On 11/20/2011 11:32 AM, Justin Harding wrote:
Hi - I'm new to LibreOffice development - I've taken a look at EasyHack
39625 - Make existing cppunittests work - and followed the suggestions
in the bug report. I'm not completely sure that this is all that is
required - I don't know if all the unit tests are being run. I think it
will take me a bit longer to get familiar with the way the unit tests
are invoked from the build system.
Here is my patch, I would be pleased to receive any feedback.
Hi Justin,
Thanks a lot for working on this. Unfortunately, you sent your patch
inline within your mail, which makes it hard to extract it (line breaks
added by mail software, etc.)---could you please re-send it as an
attachment?
A few notes:
- Each file that includes a cppunit header needs to include
sal/precppunit.hxx first, see
<http://wiki.documentfoundation.org/Development/Unit_Tests> and
<http://lists.freedesktop.org/archives/libreoffice/2011-September/018152.html>.
It would be great if you could modify your patch accordingly. (I also
note that sal/qa/rtl/bootstrap/rtl_Bootstrap.cxx includes the cppunit
headers twice in a row.)
- These unit tests are currently not run. How to enable them depends on
whether the respective module has already been changed to gbuild or
still uses dmake. For sal, for example, (which still uses dmake), each
test's directory would need to be added to sal/prj/build.lst.
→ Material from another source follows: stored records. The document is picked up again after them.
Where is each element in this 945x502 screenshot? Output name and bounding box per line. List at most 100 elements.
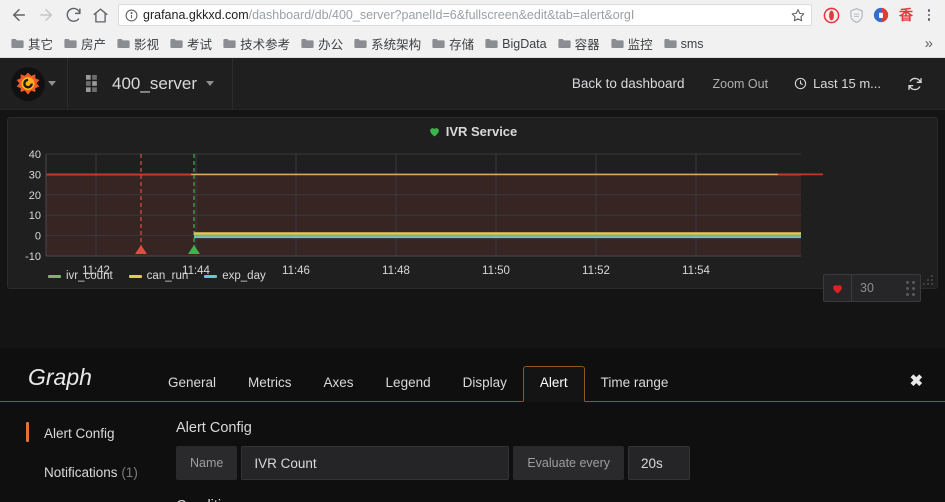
tab-display[interactable]: Display — [447, 375, 523, 401]
bookmark-item[interactable]: 系统架构 — [349, 32, 426, 55]
opera-icon[interactable] — [819, 3, 843, 27]
url-text: grafana.gkkxd.com/dashboard/db/400_serve… — [143, 5, 786, 25]
editor-body: Alert Config Notifications (1) State his… — [0, 402, 945, 502]
svg-text:11:52: 11:52 — [582, 265, 610, 277]
dashboard-chevron-down-icon[interactable] — [206, 81, 215, 86]
bookmark-star-icon[interactable] — [791, 8, 805, 22]
name-label: Name — [176, 446, 238, 480]
panel-editor: Graph General Metrics Axes Legend Displa… — [0, 348, 945, 502]
legend-color-swatch — [128, 274, 142, 278]
editor-side-nav: Alert Config Notifications (1) State his… — [0, 420, 176, 502]
graph-svg: 40 30 20 10 0 -10 11:42 11:44 11:46 11:4… — [25, 149, 823, 277]
bookmark-item[interactable]: 房产 — [59, 32, 111, 55]
svg-text:40: 40 — [29, 149, 41, 161]
close-editor-button[interactable]: ✖ — [910, 371, 945, 401]
legend-label: can_run — [146, 270, 189, 282]
bookmark-label: 影视 — [134, 38, 160, 52]
sidebar-item-state-history[interactable]: State history — [26, 498, 176, 502]
alert-name-row: Name IVR Count Evaluate every 20s — [176, 446, 925, 480]
bookmark-item[interactable]: 容器 — [553, 32, 605, 55]
svg-text:11:48: 11:48 — [382, 265, 410, 277]
panel-header[interactable]: IVR Service — [8, 118, 937, 142]
plot-area[interactable]: 40 30 20 10 0 -10 11:42 11:44 11:46 11:4… — [8, 144, 937, 288]
dashboard-selector[interactable]: 400_server — [68, 57, 234, 110]
browser-toolbar: grafana.gkkxd.com/dashboard/db/400_serve… — [0, 0, 945, 30]
time-range-label: Last 15 m... — [813, 76, 881, 91]
tab-legend[interactable]: Legend — [370, 375, 447, 401]
legend-label: ivr_count — [66, 270, 113, 282]
url-path: /dashboard/db/400_server?panelId=6&fulls… — [248, 8, 635, 22]
bookmark-item[interactable]: 考试 — [165, 32, 217, 55]
bookmark-label: 办公 — [318, 38, 344, 52]
bookmark-label: 其它 — [28, 38, 54, 52]
alert-config-pane: Alert Config Name IVR Count Evaluate eve… — [176, 420, 945, 502]
refresh-button[interactable] — [893, 76, 937, 92]
xiang-icon[interactable]: 香 — [894, 3, 918, 27]
grafana-logo-icon — [11, 66, 45, 101]
panel-resize-handle[interactable] — [923, 275, 933, 285]
chrome-menu-icon[interactable] — [919, 2, 939, 28]
refresh-icon — [908, 77, 922, 90]
tab-axes[interactable]: Axes — [308, 375, 370, 401]
threshold-drag-handle[interactable] — [900, 275, 920, 301]
legend-item[interactable]: can_run — [128, 270, 189, 282]
zoom-out-button[interactable]: Zoom Out — [699, 77, 783, 91]
bookmark-item[interactable]: 其它 — [6, 32, 58, 55]
browser-chrome: grafana.gkkxd.com/dashboard/db/400_serve… — [0, 0, 945, 58]
tab-time-range[interactable]: Time range — [585, 375, 685, 401]
bookmarks-overflow-icon[interactable]: » — [919, 36, 939, 51]
notifications-count: (1) — [121, 465, 138, 480]
site-info-icon[interactable] — [125, 9, 138, 22]
alert-name-input[interactable]: IVR Count — [241, 446, 510, 480]
back-to-dashboard-button[interactable]: Back to dashboard — [558, 76, 699, 91]
svg-text:11:46: 11:46 — [282, 265, 310, 277]
bookmark-item[interactable]: 技术参考 — [218, 32, 295, 55]
threshold-value-input[interactable]: 30 — [852, 281, 900, 295]
editor-tab-bar: Graph General Metrics Axes Legend Displa… — [0, 348, 945, 402]
sidebar-item-notifications[interactable]: Notifications (1) — [26, 459, 176, 486]
legend-item[interactable]: ivr_count — [48, 270, 113, 282]
grafana-navbar: 400_server Back to dashboard Zoom Out La… — [0, 57, 945, 110]
legend-color-swatch — [48, 274, 61, 278]
bookmark-label: 技术参考 — [240, 38, 291, 52]
dashboard-grid-icon — [86, 75, 97, 92]
home-icon[interactable] — [87, 2, 113, 28]
panel-title: IVR Service — [445, 124, 518, 139]
translate-icon[interactable] — [869, 3, 893, 27]
bookmark-item[interactable]: BigData — [480, 35, 551, 53]
bookmark-item[interactable]: sms — [659, 35, 709, 53]
logo-chevron-down-icon[interactable] — [48, 81, 56, 86]
reload-icon[interactable] — [60, 2, 86, 28]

The
necessary lines can be modelled after the lines for already enabled tests,
sa sal\qa\... nmake - all sa_qa_... sa_cppunittester
sa_util_saltextenc NULL
Then, executing "build" in sal should include those tests.
- For many of those tests, it is unclear whether they build at all, and,
if they do build, whether they work reliably (i.e., succeed each time
they are run; work not only on one platform). Especially for the ones
in sal, I assume some are rather rotten (won't even compile) and/or do
not reliably work on all platforms. If you like, it would be great if
you could try to enable some of the sal tests and see if they compile at
all. If they fail badly, its probably better to ditch them than to
invest too much time trying to get them working. Then, if there is a
bunch of working ones left, we can commit them and see if the various
tinderboxes like them, too (i.e., if they work reliably cross-platform).
Let me know if that sounds like a plan to you.